Özel Sektör Öğretmenleri Sendikası Genel Başkanı Eren Edebali, eğitim emekçileri arasında örgütlenme yapan sendikaların özel, kamu ayrımı yaparak özel sektördeki eğitim emekçilerini örgütlemediğine dikkat çekti. Örgütlenemez denilen özel sektördeki eğitim emekçilerinin fiili meşru mücadele hattıyla taleplerini tartıştırdığını söyleyen Edebali, "Sendikalı olmak bir tutum. O tutumu kolektif bir şekilde hayata geçireceğiz" dedi.
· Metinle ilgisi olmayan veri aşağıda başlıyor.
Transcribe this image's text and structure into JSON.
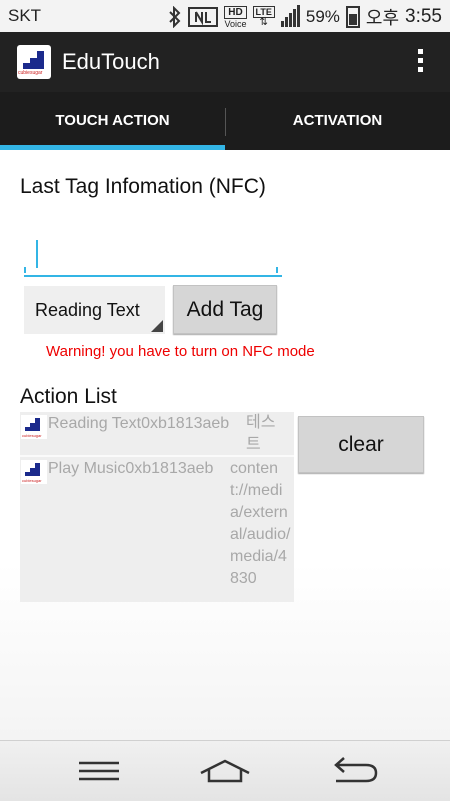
{
  "status_bar": {
    "carrier": "SKT",
    "hd_label": "HD",
    "voice_label": "Voice",
    "lte_label": "LTE",
    "battery": "59%",
    "ampm": "오후",
    "time": "3:55",
    "icons": [
      "bluetooth-icon",
      "nfc-icon",
      "hd-voice-icon",
      "lte-icon",
      "signal-icon",
      "battery-icon"
    ]
  },
  "action_bar": {
    "title": "EduTouch",
    "logo_text": "cubiesugar",
    "menu_icon": "overflow-menu-icon"
  },
  "tabs": [
    {
      "label": "TOUCH ACTION",
      "active": true
    },
    {
      "label": "ACTIVATION",
      "active": false
    }
  ],
  "content": {
    "last_tag_title": "Last Tag Infomation (NFC)",
    "tag_input_value": "",
    "spinner_value": "Reading Text",
    "add_tag_label": "Add Tag",
    "warning": "Warning! you have to  turn on NFC mode",
    "action_list_title": "Action List",
    "clear_label": "clear",
    "actions": [
      {
        "name": "Reading Text0xb1813aeb",
        "value": "테스트",
        "icon_text": "cubiesugar"
      },
      {
        "name": "Play Music0xb1813aeb",
        "value": "content://media/external/audio/media/4830",
        "icon_text": "cubiesugar"
      }
    ]
  },
  "nav_bar": {
    "icons": [
      "menu-icon",
      "home-icon",
      "back-icon"
    ]
  },
  "colors": {
    "accent": "#33b5e5",
    "warning": "#ee0000",
    "action_bar": "#222222"
  }
}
Özel Sektör Öğretmenleri Sendikası üç yıl gibi kısa bir sürede özel sektörde çalışan eğitim emekçileri arasında önemli bir örgütlenme çalışması yürüttü. Eğitim emekçileri arasında örgütlenen sendikalar özel sektörde çalışan eğitim emekçilerini örgütleme perspektifine sahip olmadığı için 2021 yılı Ağustos ayında kurulan sendika, özel sektördeki eğitim emekçilerinin hakları için mücadele ediyor. Belirli süreli iş sözleşmeleriyle her an kapının önüne konulma tehdidiyle yüz yüze olan, MEB'e bağlı olduğu söylenen özel okullarda patronların mobbing ve baskısına uğrayan, üç kuruşluk sefalet ücretine mahkum edilen, mesaiye zorlanan ancak mesai ücretleri gasp edilen özel sektördeki eğitim emekçilerinin sorunları bunlarla da bitmiyor.
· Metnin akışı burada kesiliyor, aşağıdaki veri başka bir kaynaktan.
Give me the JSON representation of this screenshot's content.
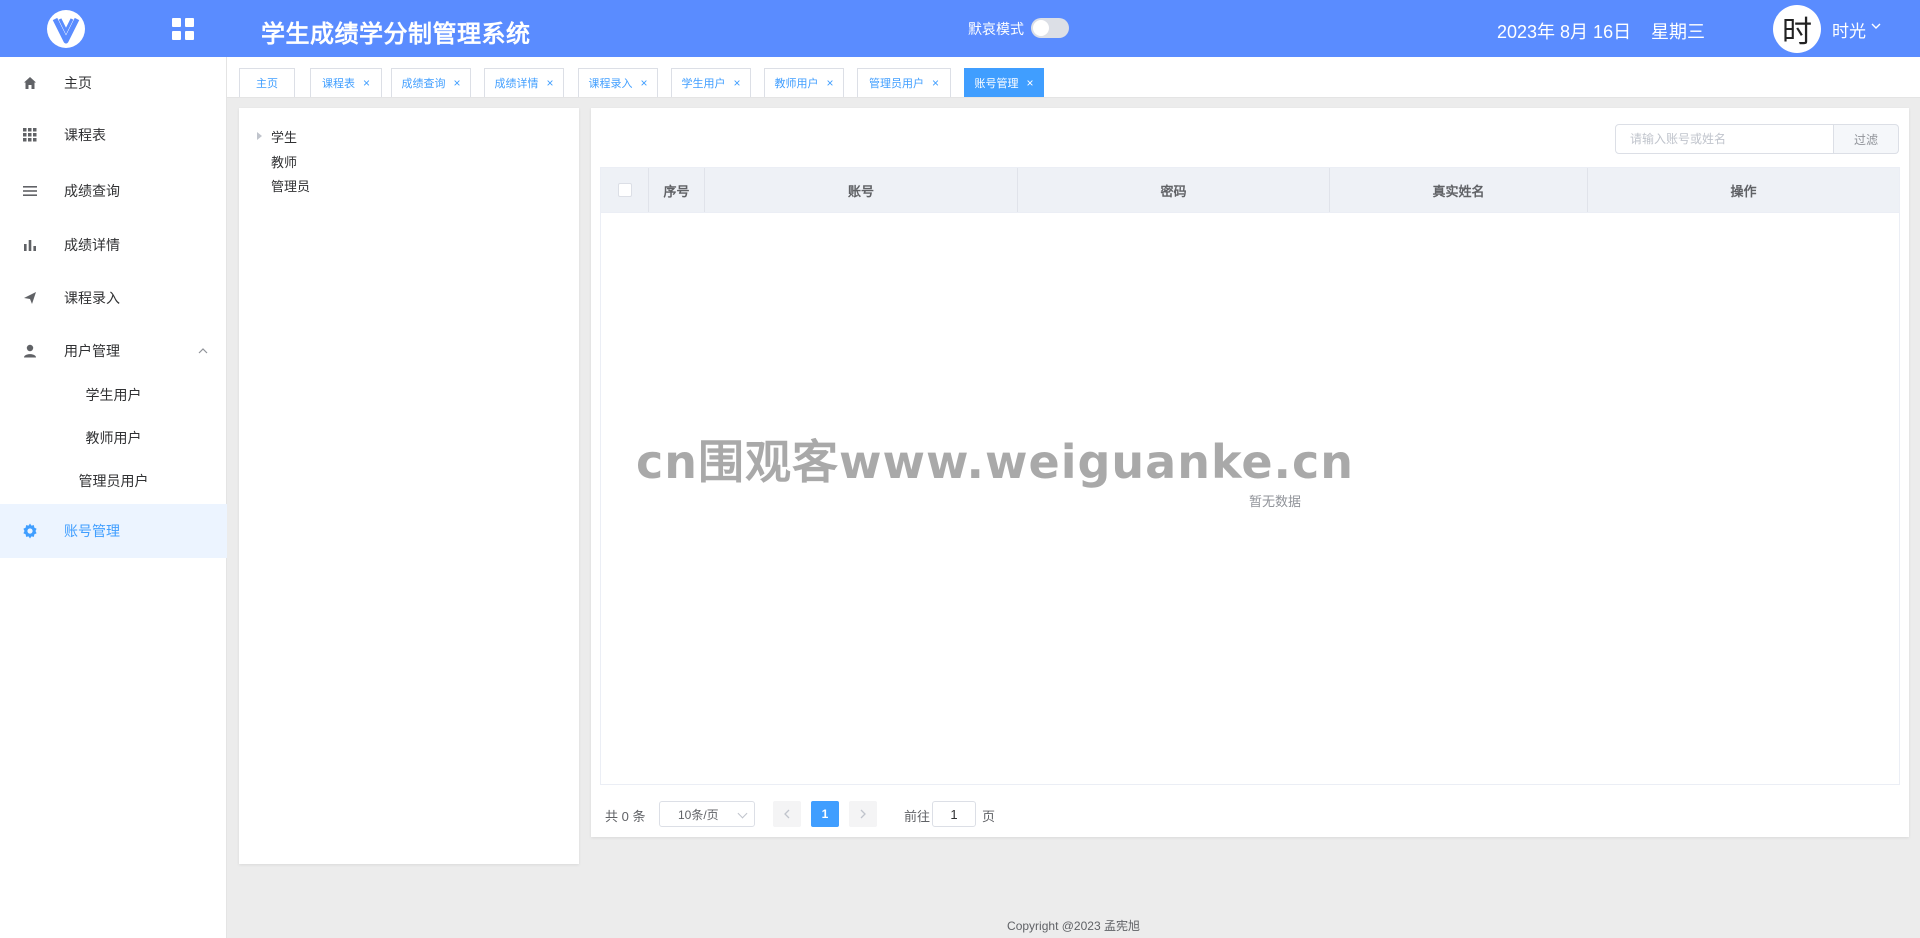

Yürüttükleri mücadele ile özel okul patronlarına geri adım attıran, Milli Eğitim Bakanlığı'nı kendileriyle muhatap kılmaya çalışan Özel Sektör Öğretmenleri Sendikası Genel Başkanı Eren Edebali ile özel sektör eğitim emekçilerinin örgütlenme sürecini konuştuk. Edebali, özel sektör eğitim emekçilerinin güvenceli çalışma koşulları, taban maaş hakkı elde edilene dek mücadeleyi sürdüreceklerini söyledi.
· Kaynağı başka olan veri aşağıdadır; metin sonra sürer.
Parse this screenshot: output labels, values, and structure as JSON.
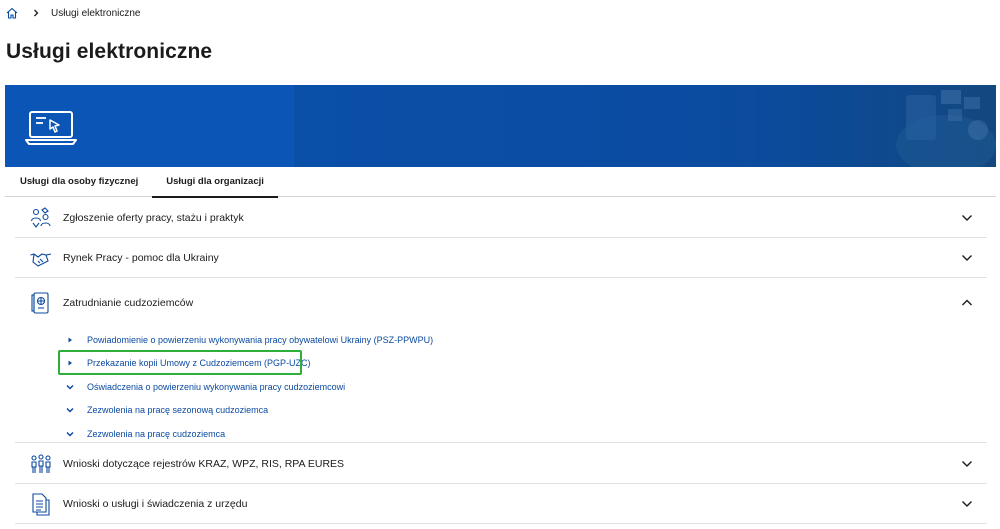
{
  "breadcrumb": {
    "home_icon": "home-icon",
    "separator_icon": "chevron-right-icon",
    "current": "Usługi elektroniczne"
  },
  "page": {
    "title": "Usługi elektroniczne"
  },
  "banner": {
    "icon": "laptop-icon",
    "colors": {
      "left": "#0a55b5",
      "right": "#0b4ca2"
    }
  },
  "tabs": [
    {
      "label": "Usługi dla osoby fizycznej",
      "active": false
    },
    {
      "label": "Usługi dla organizacji",
      "active": true
    }
  ],
  "accordion": [
    {
      "title": "Zgłoszenie oferty pracy, stażu i praktyk",
      "icon": "job-offer-icon",
      "expanded": false
    },
    {
      "title": "Rynek Pracy - pomoc dla Ukrainy",
      "icon": "handshake-icon",
      "expanded": false
    },
    {
      "title": "Zatrudnianie cudzoziemców",
      "icon": "passport-icon",
      "expanded": true,
      "items": [
        {
          "label": "Powiadomienie o powierzeniu wykonywania pracy obywatelowi Ukrainy (PSZ-PPWPU)",
          "marker": "caret-right-icon"
        },
        {
          "label": "Przekazanie kopii Umowy z Cudzoziemcem (PGP-UZC)",
          "marker": "caret-right-icon",
          "highlighted": true
        },
        {
          "label": "Oświadczenia o powierzeniu wykonywania pracy cudzoziemcowi",
          "marker": "chevron-down-icon"
        },
        {
          "label": "Zezwolenia na pracę sezonową cudzoziemca",
          "marker": "chevron-down-icon"
        },
        {
          "label": "Zezwolenia na pracę cudzoziemca",
          "marker": "chevron-down-icon"
        }
      ]
    },
    {
      "title": "Wnioski dotyczące rejestrów KRAZ, WPZ, RIS, RPA EURES",
      "icon": "people-group-icon",
      "expanded": false
    },
    {
      "title": "Wnioski o usługi i świadczenia z urzędu",
      "icon": "documents-icon",
      "expanded": false
    }
  ],
  "colors": {
    "link": "#0b4aa0",
    "highlight": "#2fae3a",
    "banner_dark": "#0b4a9e"
  }
}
Edebali'nin ETHA'nın sorularına verdiği yanıtlar şöyle:

VARLIK MÜCADELESİ VEREN BİR EMEK KİTLESİ

Özel Sektör Öğretmenleri Sendikası olarak kurulduğundan bu yana yürüttüğünüz mücadeleyi kısaca anlatabilir misiniz?
Sendikamız 2021 yılı Ağustos ayında kuruldu. Güvencesiz koşullarda çalışan, varlık mücadelesi veren, özel sektörde çalışan bir emek kitlesi öğretmenler. Bu kitle örgütsüz bir alandan geliyor. Var olma mücadelesini tamamlayan, taleplerini tartıştıran bir öğretmen kitlesinden bahsediyoruz. Sendika olarak bu alanda 3 senede ciddi anlamda örgütlendik.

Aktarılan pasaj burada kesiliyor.